Brenda Guillen, coordinatrice de l'unité de protection pour les défenseurs et défenseurs des droits de l'homme (Udefgua), souligne qu'il s'agit de l'année la plus mortelle des 25 derniers, à l'exception de 2018, lorsque le cas sûr de Hogar a été inclus dans les propres dossiers, un incendie dans lequel 41 adolescents sont morts dans un abri à Guatemala.
Selon les statistiques Udefeua, 89% des demandes qui arrivent au ministère public sont rejetées ou déposées. « Et à partir des 11% restants, il y en a peu qui reçoivent justice », a-t-il expliqué par téléphone. Bien que le militant célèbre les mesures prises par le gouvernement du président Bernardo Arévalo – comme l'impulsion des tables de dialogue entre les peuples autochtones et paysanne – il regrette qu'il n'est pas suffisant: « L'exécutif n'a pas trouvé d'actions plus énergiques contre la criminalisation et l'expulsion. »

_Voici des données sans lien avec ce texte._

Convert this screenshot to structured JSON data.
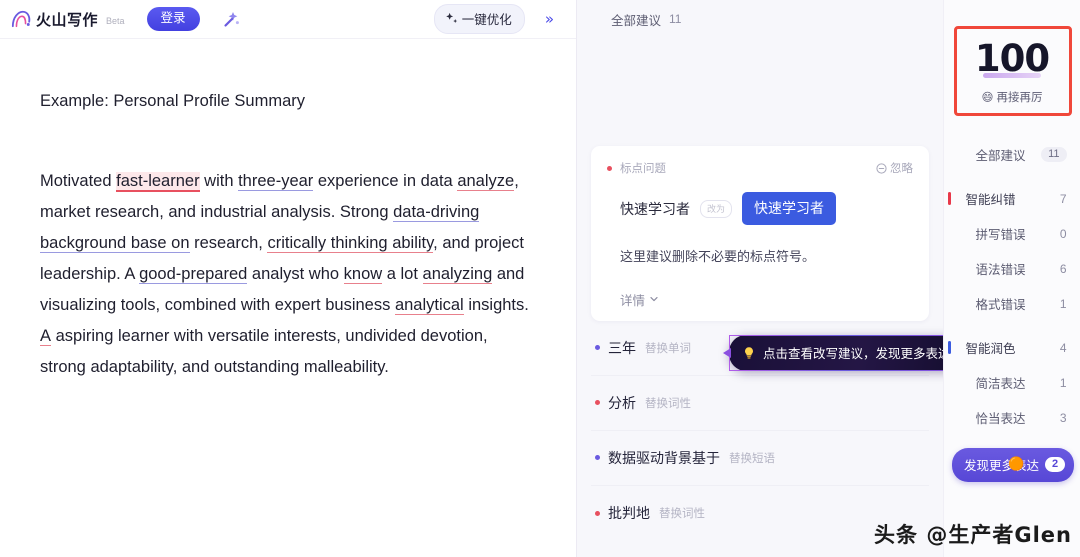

Pour Guillen, ces personnalités ont été «une vengeance» des oligarques et de l'opposition guatémaltèque pour le mouvement social et la pause de 106 jours pour garantir la prise de contrôle d'Arévalo et de son cabinet en 2023. «Ce gouvernement est endetté le chef. Le témoin mondial a souligné le principal responsable des homicides régionaux à trois groupes: le crime organisé (42 cas), le paramilitarisme (17) et les tueurs à gages (13).

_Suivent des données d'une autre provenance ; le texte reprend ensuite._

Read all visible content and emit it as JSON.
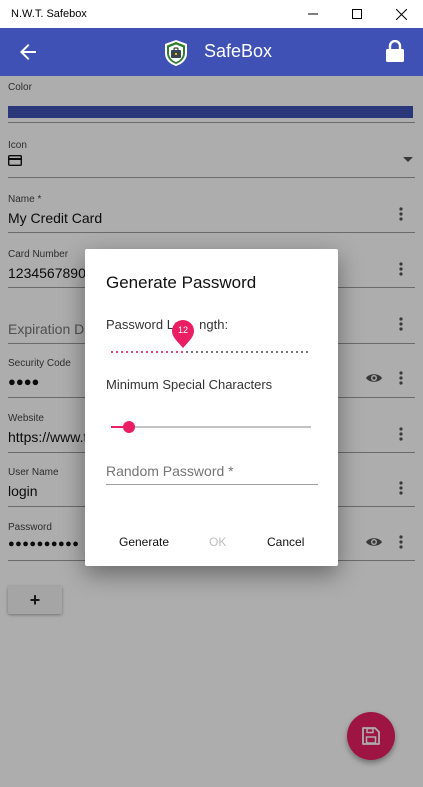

En 2024, au moins quatre défenseurs ont disparu, qui sont toujours sans être situés au Chili (1), au Honduras (1), au Mexique (1) et aux Philippines (1). L'organisation a compté sur leurs listes depuis 2012 à ceux qui ont tué et disparu pendant plus de six mois. Maintenant, afin de fournir une plus grande clarté, le décompte est pris séparément.
Guillen non seulement attriste ces chiffres. Il est également critique envers une mauvaise couverture médiatique à cet égard. «Au Guatemala, la société a cru que l'insécurité a augmenté et que les 20 dirigeants tués en sont une conséquence et ce n'est pas le cas.